A friend of mine asked my thoughts the above chart, which has been popular over the last week. Naturally when you see our current stock market compared to 1929 that raises some alarm bells, but let me dampen some of those concerns (also see here and here):
- Chart overlays are relatively common. I see maybe 5 a week? This one took off I would suspect given the 1929 comparison. That doesn’t invalidate the chart, just shows that this isn’t the only chart overlay around.
- When looking at the chart, the first thing that came to mind was the scale (see below numbered bullets). As Jeff Saut notes: “You can ‘scale’ any chart to do just about anything you want it to imply! In this case, the scale makes the comparison to 1929 with the present stock market chart pattern appear eerie. However, if you index that same chart so that you are comparing apples to apples, the correlation to 1929 disappears.”
- For arguments sake, let’s say this isn’t just a coincidence and that the market does follow the path implied by the chart. The 1929 fall was about 50% per the chart, when scaling to today that fall would be almost 20%. So while it would indicate a bear market, a properly diversified portfolio with some risk control parameters would certainly weather this storm.
- The 1929 crash was after a near 10 year bull market. We are 5 years into this bull market and I would guess the euphoria in 1929 dwarfs the enthusiasm for stock now.

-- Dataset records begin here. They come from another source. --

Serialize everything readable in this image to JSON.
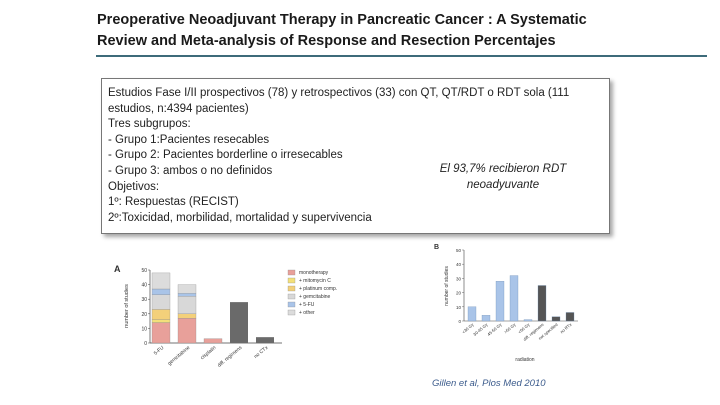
{
  "title_line1": "Preoperative Neoadjuvant Therapy in Pancreatic Cancer : A Systematic",
  "title_line2": "Review and Meta-analysis of Response and Resection Percentajes",
  "box": {
    "line1": "Estudios Fase I/II  prospectivos (78) y retrospectivos (33) con QT, QT/RDT o RDT sola (111",
    "line2": "estudios, n:4394 pacientes)",
    "subgroups_heading": "Tres subgrupos:",
    "groups": [
      "-   Grupo 1:Pacientes resecables",
      "-   Grupo 2: Pacientes borderline o irresecables",
      "-   Grupo 3: ambos o no definidos"
    ],
    "objectives_heading": "Objetivos:",
    "objectives": [
      "1º: Respuestas (RECIST)",
      "2º:Toxicidad, morbilidad, mortalidad y supervivencia"
    ]
  },
  "callout_line1": "El 93,7% recibieron RDT",
  "callout_line2": "neoadyuvante",
  "citation": "Gillen et al, Plos Med 2010",
  "chart_data": [
    {
      "type": "bar",
      "panel_label": "A",
      "ylabel": "number of studies",
      "ylim": [
        0,
        50
      ],
      "yticks": [
        "0",
        "10",
        "20",
        "30",
        "40",
        "50"
      ],
      "categories": [
        "5-FU",
        "gemcitabine",
        "cisplatin",
        "diff. regimens",
        "no CTx"
      ],
      "series": [
        {
          "name": "monotherapy",
          "values": [
            14,
            17,
            3,
            0,
            0
          ]
        },
        {
          "name": "+ mitomycin C",
          "values": [
            2,
            0,
            0,
            0,
            0
          ]
        },
        {
          "name": "+ platinum comp.",
          "values": [
            7,
            3,
            0,
            0,
            0
          ]
        },
        {
          "name": "+ gemcitabine",
          "values": [
            10,
            12,
            0,
            0,
            0
          ]
        },
        {
          "name": "+ 5-FU",
          "values": [
            4,
            2,
            0,
            0,
            0
          ]
        },
        {
          "name": "+ other",
          "values": [
            11,
            6,
            0,
            0,
            0
          ]
        }
      ],
      "totals_bars": [
        {
          "category": "diff. regimens",
          "value": 28
        },
        {
          "category": "no CTx",
          "value": 4
        }
      ],
      "legend_placement": "right",
      "colors": [
        "#e8a09a",
        "#f3e07a",
        "#f3d07a",
        "#d8d8d8",
        "#a9c4e8",
        "#dcdcdc"
      ]
    },
    {
      "type": "bar",
      "panel_label": "B",
      "ylabel": "number of studies",
      "xlabel": "radiation",
      "ylim": [
        0,
        50
      ],
      "yticks": [
        "0",
        "10",
        "20",
        "30",
        "40",
        "50"
      ],
      "categories": [
        "<30 Gy",
        "30-45 Gy",
        "45-50 Gy",
        ">50 Gy",
        "<60 Gy",
        "diff. regimens",
        "not specified",
        "no RTx"
      ],
      "values": [
        10,
        4,
        28,
        32,
        1,
        25,
        3,
        6
      ],
      "colors": [
        "#a9c4e8",
        "#a9c4e8",
        "#a9c4e8",
        "#a9c4e8",
        "#a9c4e8",
        "#555555",
        "#555555",
        "#555555"
      ]
    }
  ]
}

- The 1929 crash was also after a massive leveraging up. We are currently deleveraging or maybe bottoming there, but certainly not in ramp up mode.
- Totally different monetary systems. We were pegged to Gold then and have a fiat currency now. This means the Fed can create liquidity during market stress if they see fit, which could (and has since 2009) put a floor on the drop.
Is there anything to the chart overlay? Probably not. It could be coincidence or perhaps the author was looking for confirmation bias (searching for evidence to support his claim). While I do think investor behavior tends to rhyme (not repeat), I just have a hard time seeing that in this chart. And at least on the positive side this is a good reminder there is always risk in the markets.
Hopefully investors didn’t react emotionally to the chart as since it came out the S&P had a nice snapback and is close to flat for the year. Nothing about the latest pullback indicates there will be a sustained fall in the markets, but if that proves to be false and the chart overlay comes to fruition a strategy to minimize drawdowns likely will prove more useful than the chart.